In 6 unrelated patients with herpes simplex encephalitis, Lim et al. (2014) identified 5 different missense mutations in the TLR3 gene (see, e.g., 603029.0004-603029.0006). The mutations were found by direct Sanger sequencing of the TLR3 gene in 110 patients with HSE who did not carry mutations in previously described HSE-related genes. Four patients carried a heterozygous mutation, 1 carried a heterozygous complex mutation with 2 different missense variants on the same allele, and 1 patient had a homozygous mutation. In vitro functional expression studies showed variable effects of the mutations: mutations in 3 patients (R867Q, G743D+R811O, and L360P) showed defective protein expression and/or functional impairment, with decreased or absent interferon production in response to poly(I:C), consistent with TLR3 deficiency. Fibroblasts derived from these 3 patients showed severely impaired interferon production in response to stimulation and increased HSV-1 replication compared to controls. These mutations also showed different in vitro molecular effects, including partial loss of function, complete loss of function, dominant-negative effects, and haploinsufficiency. The other 3 patients with HSE carried 1 of 2 missense variants (M374T and D592N) that showed similar expression and activity as the wildtype protein. Most families showed evidence of incomplete penetrance, with multiple unaffected family members carrying the same TLR3 variants.

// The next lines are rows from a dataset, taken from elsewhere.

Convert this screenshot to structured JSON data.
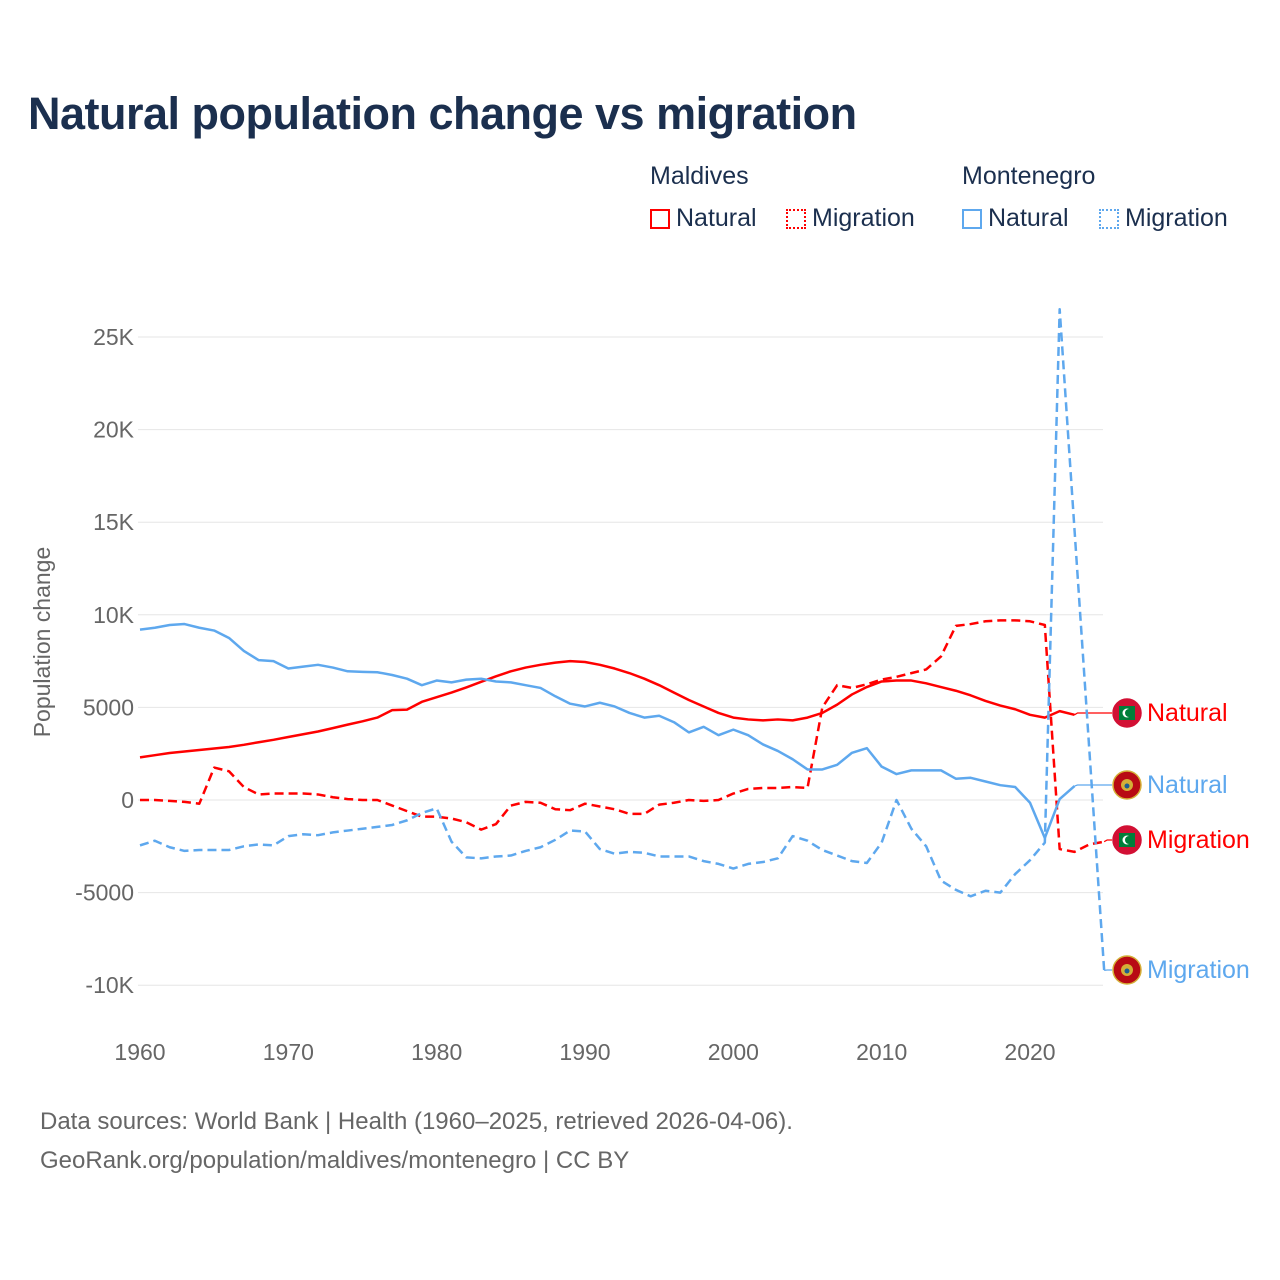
{
  "title": "Natural population change vs migration",
  "legend": {
    "groups": [
      {
        "name": "Maldives",
        "items": [
          "Natural",
          "Migration"
        ]
      },
      {
        "name": "Montenegro",
        "items": [
          "Natural",
          "Migration"
        ]
      }
    ]
  },
  "footer": {
    "line1": "Data sources: World Bank | Health (1960–2025, retrieved 2026-04-06).",
    "line2": "GeoRank.org/population/maldives/montenegro | CC BY"
  },
  "colors": {
    "maldives": "#ff0000",
    "montenegro": "#5ea8ee",
    "title": "#1b2f4e"
  },
  "chart_data": {
    "type": "line",
    "title": "Natural population change vs migration",
    "xlabel": "",
    "ylabel": "Population change",
    "xlim": [
      1960,
      2025
    ],
    "ylim": [
      -11000,
      27000
    ],
    "grid": true,
    "legend_placement": "top-right",
    "x_ticks": [
      "1960",
      "1970",
      "1980",
      "1990",
      "2000",
      "2010",
      "2020"
    ],
    "y_ticks": [
      {
        "v": 25000,
        "label": "25K"
      },
      {
        "v": 20000,
        "label": "20K"
      },
      {
        "v": 15000,
        "label": "15K"
      },
      {
        "v": 10000,
        "label": "10K"
      },
      {
        "v": 5000,
        "label": "5000"
      },
      {
        "v": 0,
        "label": "0"
      },
      {
        "v": -5000,
        "label": "-5000"
      },
      {
        "v": -10000,
        "label": "-10K"
      }
    ],
    "series": [
      {
        "name": "Maldives Natural",
        "country": "maldives",
        "dash": false,
        "end_label": "Natural",
        "start": 1960,
        "values": [
          2300,
          2420,
          2540,
          2620,
          2700,
          2780,
          2860,
          2980,
          3120,
          3250,
          3400,
          3550,
          3700,
          3880,
          4070,
          4250,
          4450,
          4850,
          4880,
          5300,
          5550,
          5800,
          6080,
          6380,
          6680,
          6950,
          7150,
          7300,
          7420,
          7500,
          7450,
          7300,
          7100,
          6850,
          6550,
          6200,
          5800,
          5400,
          5050,
          4700,
          4450,
          4350,
          4300,
          4350,
          4300,
          4450,
          4700,
          5150,
          5700,
          6100,
          6400,
          6450,
          6450,
          6300,
          6100,
          5900,
          5650,
          5350,
          5100,
          4900,
          4600,
          4450,
          4800,
          4600
        ]
      },
      {
        "name": "Maldives Migration",
        "country": "maldives",
        "dash": true,
        "end_label": "Migration",
        "start": 1960,
        "values": [
          0,
          0,
          -50,
          -100,
          -200,
          1750,
          1550,
          700,
          300,
          350,
          350,
          350,
          300,
          150,
          50,
          0,
          0,
          -300,
          -600,
          -900,
          -900,
          -1000,
          -1200,
          -1600,
          -1300,
          -300,
          -100,
          -150,
          -500,
          -550,
          -200,
          -350,
          -500,
          -750,
          -750,
          -250,
          -150,
          0,
          -50,
          0,
          350,
          600,
          650,
          650,
          700,
          650,
          5000,
          6200,
          6050,
          6250,
          6500,
          6650,
          6850,
          7050,
          7750,
          9400,
          9500,
          9650,
          9700,
          9700,
          9650,
          9450,
          -2650,
          -2800,
          -2400,
          -2250
        ]
      },
      {
        "name": "Montenegro Natural",
        "country": "montenegro",
        "dash": false,
        "end_label": "Natural",
        "start": 1960,
        "values": [
          9200,
          9300,
          9450,
          9500,
          9300,
          9150,
          8750,
          8050,
          7550,
          7500,
          7100,
          7200,
          7300,
          7150,
          6950,
          6920,
          6900,
          6750,
          6550,
          6200,
          6450,
          6350,
          6500,
          6550,
          6400,
          6350,
          6200,
          6050,
          5600,
          5200,
          5050,
          5250,
          5050,
          4700,
          4450,
          4550,
          4200,
          3650,
          3950,
          3500,
          3800,
          3500,
          3000,
          2650,
          2200,
          1650,
          1650,
          1900,
          2550,
          2800,
          1800,
          1400,
          1600,
          1600,
          1600,
          1150,
          1200,
          1000,
          800,
          700,
          -150,
          -2050,
          50,
          750
        ]
      },
      {
        "name": "Montenegro Migration",
        "country": "montenegro",
        "dash": true,
        "end_label": "Migration",
        "start": 1960,
        "values": [
          -2450,
          -2200,
          -2550,
          -2750,
          -2700,
          -2700,
          -2700,
          -2500,
          -2400,
          -2450,
          -1950,
          -1850,
          -1900,
          -1750,
          -1650,
          -1550,
          -1450,
          -1350,
          -1100,
          -700,
          -450,
          -2250,
          -3100,
          -3150,
          -3050,
          -3000,
          -2750,
          -2550,
          -2150,
          -1650,
          -1700,
          -2650,
          -2900,
          -2800,
          -2850,
          -3050,
          -3050,
          -3050,
          -3300,
          -3450,
          -3700,
          -3450,
          -3350,
          -3150,
          -1950,
          -2200,
          -2700,
          -3000,
          -3300,
          -3400,
          -2300,
          0,
          -1550,
          -2500,
          -4350,
          -4850,
          -5200,
          -4900,
          -5000,
          -4000,
          -3250,
          -2300,
          26500,
          14600,
          2700,
          -9200
        ]
      }
    ]
  }
}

In a 58-year-old Danish man (P9) with adult-onset herpes simplex encephalitis, Mork et al. (2015) identified a heterozygous missense mutation in the TLR3 gene (L297V; 603029.0007). The mutation was found by whole-exome sequencing of a cohort of 16 patients with adult-onset HSE and confirmed by Sanger sequencing. Patient peripheral blood mononuclear cells did not show significantly lower responses to poly(I;C) stimulation or HSV-1 infection compared to controls, but the authors suggested that these results do not exclude the existence of functionally impaired interferon responses in other cell types, particularly those in the CNS. The findings suggested that TLR3 variants may also contribute to HSE susceptibility in adults.

Pathogenesis

Lafaille et al. (2012) tested the hypothesis that the pathogenesis of Herpes simplex encephalitis involves nonhematopoietic central nervous system (CNS)-resident cells. Lafaille et al. (2012) derived induced pluripotent stem cells (iPSCs) from the dermal fibroblasts of TLR3 (603029)- and UNC93B (608204)-deficient patients and from controls. These iPSCs were differentiated into highly purified populations of neural stem cells (NSCs), neurons, astrocytes, and oligodendrocytes. The induction of interferon-beta and/or interferon-lambda-1 in response to stimulation by the double-stranded RNA analog poly(I:C) was dependent on TLR3 and UNC93B in all cells tested. However, the induction of IFNB and IFNL in response to HSV-1 infection was impaired selectively in UNC93B-deficient neurons and oligodendrocytes. These cells were also much more susceptible to HSV-1 infection than control cells, whereas UNC93B-deficient NSCs and astrocytes were not. TLR3-deficient neurons were also found to be susceptible to HSV-1 infection. The rescue of UNC93B- and TLR3-deficient cells with the corresponding wildtype allele showed that the genetic defect was the cause of the poly(I:C) and the HSV-1 phenotypes. The viral infection phenotype was rescued further by treatment with exogenous IFN-alpha (IFNA; 147660) or IFNB but not IFNL. Thus, impaired TLR3- and UNC93B-dependent IFN-alpha/beta intrinsic immunity to HSV-1, in the CNS in neurons and oligodendrocytes in particular, may underlie the pathogenesis of HSE in children with TLR3 pathway deficiencies.